1. Small changes in context can be just as important in tipping epidemics.
2. An environmental argument.
3. What really matters is little things "Broken Windows Theory": in a city, relatively minor problems like graffiti, public disorder, and aggressive panhandling, are all the equivalent of broken windows, invitations to more serious crimes (Rudy Gulliani's belief)
4. An epidemic can be reversed/tipped by tinkering with the smallest details of the immediate environment.
5. There are specific situations so powerful that they can overwhelm our inherent predispositions.
6. Human beings invariably make the mistake of overestimating the importance of fundamental character traits and underestimating the importance of the situation and context. We are a lot more attuned to personal cues than contextual cues.
7. Character is more like a bundle of habits and tendencies and interests, loosely bound together and dependent, at certain times, on circumstances and context.
8. The convictions of your heart and the actual contents of your thoughts are less important, in the end, in guiding your actions then the immediate context of your behavior.
THE MAGIC NUMBER 150
"There seems to be some limitation built into us either by learning or by the design of the nervous systems, a limit that keeps our channel capacities in this general range (i.e. the human minds inability to comprehend things beyond sets 7)" —George Miller "The Magical Number Seven"

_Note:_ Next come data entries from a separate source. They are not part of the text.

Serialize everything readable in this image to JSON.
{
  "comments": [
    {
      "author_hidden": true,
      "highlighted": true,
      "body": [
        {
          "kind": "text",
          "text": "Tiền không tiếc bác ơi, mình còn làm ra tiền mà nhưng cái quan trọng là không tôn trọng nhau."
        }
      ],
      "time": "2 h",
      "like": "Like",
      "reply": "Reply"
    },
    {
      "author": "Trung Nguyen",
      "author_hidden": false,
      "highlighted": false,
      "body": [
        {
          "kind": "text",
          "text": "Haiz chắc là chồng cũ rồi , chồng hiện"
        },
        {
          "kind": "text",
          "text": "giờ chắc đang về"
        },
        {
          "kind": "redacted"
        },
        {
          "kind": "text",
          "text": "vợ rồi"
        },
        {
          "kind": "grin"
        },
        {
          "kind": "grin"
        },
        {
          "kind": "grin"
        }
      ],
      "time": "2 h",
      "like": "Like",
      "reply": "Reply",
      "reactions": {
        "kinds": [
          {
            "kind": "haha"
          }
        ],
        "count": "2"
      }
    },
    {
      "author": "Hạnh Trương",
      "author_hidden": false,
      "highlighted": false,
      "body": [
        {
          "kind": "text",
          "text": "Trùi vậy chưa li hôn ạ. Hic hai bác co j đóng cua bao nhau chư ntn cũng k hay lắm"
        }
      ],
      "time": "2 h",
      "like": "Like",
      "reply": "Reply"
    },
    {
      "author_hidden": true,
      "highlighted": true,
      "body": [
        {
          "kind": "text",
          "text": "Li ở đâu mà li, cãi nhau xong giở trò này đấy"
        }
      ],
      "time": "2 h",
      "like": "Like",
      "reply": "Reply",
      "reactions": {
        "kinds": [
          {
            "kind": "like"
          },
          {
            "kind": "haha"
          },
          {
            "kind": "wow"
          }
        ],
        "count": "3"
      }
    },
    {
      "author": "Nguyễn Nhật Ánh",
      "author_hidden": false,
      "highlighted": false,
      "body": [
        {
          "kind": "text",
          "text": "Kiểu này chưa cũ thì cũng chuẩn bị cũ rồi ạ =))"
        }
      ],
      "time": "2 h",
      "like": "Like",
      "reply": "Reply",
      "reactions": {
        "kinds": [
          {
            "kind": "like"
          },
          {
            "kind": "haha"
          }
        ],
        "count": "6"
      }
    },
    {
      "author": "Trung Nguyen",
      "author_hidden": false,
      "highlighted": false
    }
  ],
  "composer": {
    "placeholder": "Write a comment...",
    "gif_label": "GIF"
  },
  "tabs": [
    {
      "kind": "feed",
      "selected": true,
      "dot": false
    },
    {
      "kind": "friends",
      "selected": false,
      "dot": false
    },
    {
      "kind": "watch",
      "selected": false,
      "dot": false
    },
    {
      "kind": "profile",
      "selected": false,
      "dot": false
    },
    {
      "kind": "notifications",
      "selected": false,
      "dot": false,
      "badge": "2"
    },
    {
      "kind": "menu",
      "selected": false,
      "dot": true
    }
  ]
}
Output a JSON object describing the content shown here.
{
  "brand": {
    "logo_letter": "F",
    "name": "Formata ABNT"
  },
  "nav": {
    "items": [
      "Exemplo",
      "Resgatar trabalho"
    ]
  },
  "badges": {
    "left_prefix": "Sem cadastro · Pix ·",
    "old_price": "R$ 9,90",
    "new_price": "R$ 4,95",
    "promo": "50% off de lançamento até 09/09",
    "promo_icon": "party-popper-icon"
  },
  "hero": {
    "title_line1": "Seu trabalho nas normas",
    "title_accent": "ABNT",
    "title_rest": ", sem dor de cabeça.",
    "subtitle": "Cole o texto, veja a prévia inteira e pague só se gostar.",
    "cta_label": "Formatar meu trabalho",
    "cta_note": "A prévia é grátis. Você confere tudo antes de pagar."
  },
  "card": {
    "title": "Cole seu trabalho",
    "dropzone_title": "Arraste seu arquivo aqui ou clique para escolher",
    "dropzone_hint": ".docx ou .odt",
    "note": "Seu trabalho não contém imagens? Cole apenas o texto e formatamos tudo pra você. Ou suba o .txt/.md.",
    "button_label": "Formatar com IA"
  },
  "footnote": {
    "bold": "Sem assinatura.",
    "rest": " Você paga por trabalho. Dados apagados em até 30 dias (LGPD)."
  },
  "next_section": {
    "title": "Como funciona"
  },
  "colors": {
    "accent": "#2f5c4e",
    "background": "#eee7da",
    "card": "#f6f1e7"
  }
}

"The figure of 150 seems to represent the maximum number of individuals with whom we can have a genuinely social relationship, the kind of relationship that goes with knowing who they are and how they relate to us. Putting it another way, it's the number of people you would not feel embarrassed about joining uninvited for a drink if you happened to bump into them in a bar." —Robin Dunbar,
 
1. Even relatively small increases in the size of a group [beyond 150] create a significant additional social and intellectual burden.
2. The rule of 150 suggests that the size of a group is another one of those subtle contextual factors that can make a big difference.
3. Peer pressure is much more powerful than a concept of a boss
4. Transactive memory: we store information with other people. Since mental energy is limited, we concentrate on what we do best.
5. Groups of 150 are an organized mechanism that makes it far easier for new ideas and information moving around the organization to tip; to go from one person or one part of the group to the entire group all at once.
CONCLUSION
First Lesson of the Tipping Point
Starting epidemics requires concentrating resources on a few key areas. Your resources ought to be solely concentrated on the Connectors, Mavens, and Salesmen.

Second Lesson of the Tipping Point
The world does not accord with our intuition. Those who are successful at creating social epidemics do not just do what they think is right. They deliberately test their intuitions.
Important Conclusion!
What must underlie successful epidemics, in the end, is a bedrock belief that change is possible, that people can radically transform their behavior or beliefs in the face of the right kind of impetus.

Tipping Points are a reaffirmation of the potential for change and the power of intelligent action. Look at the world around you. It may seem like an immovable, implacable place. It is not. With the slightest push; just in the right place; it can be tipped.